2026 Penalty Amounts Per Violation
| Tier | Culpability Level | Minimum Per Violation | Maximum Per Violation |
|---|---|---|---|
| 1 | Lack of knowledge (the entity did not know and, by exercising reasonable diligence, would not have known of the violation) | $145 | $73,011 |
| 2 | Reasonable cause (the violation was due to reasonable cause, not willful neglect) | $1,461 | $73,011 |
| 3 | Willful neglect, corrected within 30 days | $14,602 | $73,011 |
| 4 | Willful neglect, not corrected within 30 days | $73,011 | $2,190,294 |
These per-violation amounts are defined in 45 CFR 160.404.
Annual Caps Per Identical Provision
The statutory annual cap for violations of an identical provision is $2,190,294 across all four tiers. However, since April 2019, OCR has exercised enforcement discretion to apply lower annual caps for Tiers 1 through 3:
| Tier | Enforcement Discretion Annual Cap |
|---|---|
| 1 | $36,506 |
| 2 | $146,053 |
| 3 | $365,052 |
| 4 | $2,190,294 |
This enforcement discretion, originally announced in a 2019 Federal Register notice, remains in effect indefinitely but is not legally binding. OCR could rescind it at any time, reverting all tiers to the full $2,190,294 annual cap.
What This Means in Practice
Most of the cases in this article fell into Tier 3 or Tier 4 territory. Willful neglect, whether corrected or not, accounts for the largest settlements. Organizations that knew about vulnerabilities and failed to act (Children’s Medical Center, Lifespan), that systemically ignored compliance requirements (CHSPSC, Fresenius), or that intentionally disclosed PHI (Memorial Hermann, Shasta Regional) all faced penalties at the higher end of the scale.
Tier 1 and Tier 2 violations are real but rare in OCR enforcement actions, because by the time OCR investigates, there is usually evidence that the entity should have known better. The risk assessment requirement under 45 CFR 164.308(a)(1)(ii)(A) is the baseline. If you have not done one, you have already moved beyond Tier 1.

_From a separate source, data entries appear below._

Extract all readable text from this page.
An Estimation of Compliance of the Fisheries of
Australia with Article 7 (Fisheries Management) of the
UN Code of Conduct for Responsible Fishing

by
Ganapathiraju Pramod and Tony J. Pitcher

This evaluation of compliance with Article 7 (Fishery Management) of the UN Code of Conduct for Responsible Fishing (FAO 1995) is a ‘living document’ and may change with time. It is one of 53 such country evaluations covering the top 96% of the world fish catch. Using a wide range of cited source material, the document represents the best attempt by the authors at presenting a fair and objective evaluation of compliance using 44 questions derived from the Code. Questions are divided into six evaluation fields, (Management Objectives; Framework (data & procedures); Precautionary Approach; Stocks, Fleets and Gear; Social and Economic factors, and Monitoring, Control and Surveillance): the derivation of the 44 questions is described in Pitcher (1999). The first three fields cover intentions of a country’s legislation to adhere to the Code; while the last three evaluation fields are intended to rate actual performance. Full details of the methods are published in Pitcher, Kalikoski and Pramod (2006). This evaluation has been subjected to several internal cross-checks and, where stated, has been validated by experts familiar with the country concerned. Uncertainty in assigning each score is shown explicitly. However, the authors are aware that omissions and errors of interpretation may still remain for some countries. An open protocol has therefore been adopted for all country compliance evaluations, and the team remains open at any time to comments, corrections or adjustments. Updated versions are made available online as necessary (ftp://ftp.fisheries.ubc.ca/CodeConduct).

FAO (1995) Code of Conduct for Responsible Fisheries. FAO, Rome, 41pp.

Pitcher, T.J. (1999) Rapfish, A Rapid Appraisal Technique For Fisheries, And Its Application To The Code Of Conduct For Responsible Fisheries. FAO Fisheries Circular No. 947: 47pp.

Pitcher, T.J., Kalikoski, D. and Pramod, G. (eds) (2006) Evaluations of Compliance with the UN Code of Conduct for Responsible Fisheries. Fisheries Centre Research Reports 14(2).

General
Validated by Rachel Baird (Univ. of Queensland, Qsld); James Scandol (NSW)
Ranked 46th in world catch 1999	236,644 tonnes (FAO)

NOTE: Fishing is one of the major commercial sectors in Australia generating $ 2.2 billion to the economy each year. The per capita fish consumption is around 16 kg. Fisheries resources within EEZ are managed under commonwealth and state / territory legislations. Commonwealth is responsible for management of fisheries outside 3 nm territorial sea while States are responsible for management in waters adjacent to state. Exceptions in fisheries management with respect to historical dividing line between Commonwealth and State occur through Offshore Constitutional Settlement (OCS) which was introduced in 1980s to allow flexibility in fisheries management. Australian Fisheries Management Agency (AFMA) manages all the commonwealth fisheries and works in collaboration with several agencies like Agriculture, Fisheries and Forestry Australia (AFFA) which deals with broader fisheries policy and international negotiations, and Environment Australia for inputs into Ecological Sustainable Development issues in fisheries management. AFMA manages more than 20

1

The Common Thread Across All 20 Cases
Look at these cases collectively and a pattern emerges. The organizations that paid the largest fines were not necessarily the ones with the biggest breaches. They were the ones that:
Knew about the problem and did not fix it. Children’s Medical Center knew about encryption gaps for nearly a decade. Lifespan’s own assessment identified encryption as necessary. CHSPSC had systemic gaps for years before the breach.
Had no risk assessment at all, or had one that was incomplete. CardioNet’s risk analysis was deemed insufficient. North Memorial had never conducted an organization-wide analysis. Anthem lacked an enterprise-wide assessment before the largest health data breach in history.
Failed to cooperate with OCR. Cignet Health’s refusal to cooperate added $3 million to its penalty. Full cooperation with OCR investigations is consistently treated as a mitigating factor.
Treated compliance as a one-time event. Care New England’s BAA sat untouched for a decade. Fresenius’s five covered entities each had gaps. Compliance is an ongoing program, not a project with a completion date.
If your practice has not conducted a current risk assessment, does not have updated BAAs with every vendor, has not trained staff within the last 12 months on HIPAA requirements, or lacks written policies covering social media, access requests, and breach notification, you are carrying the same risks that cost these organizations millions.
The difference between a $10,000 fine and a $16 million fine often comes down to whether you can demonstrate, with documentation, that you took reasonable steps to protect patient data before something went wrong.
Start with the risk assessment. Everything else builds from there.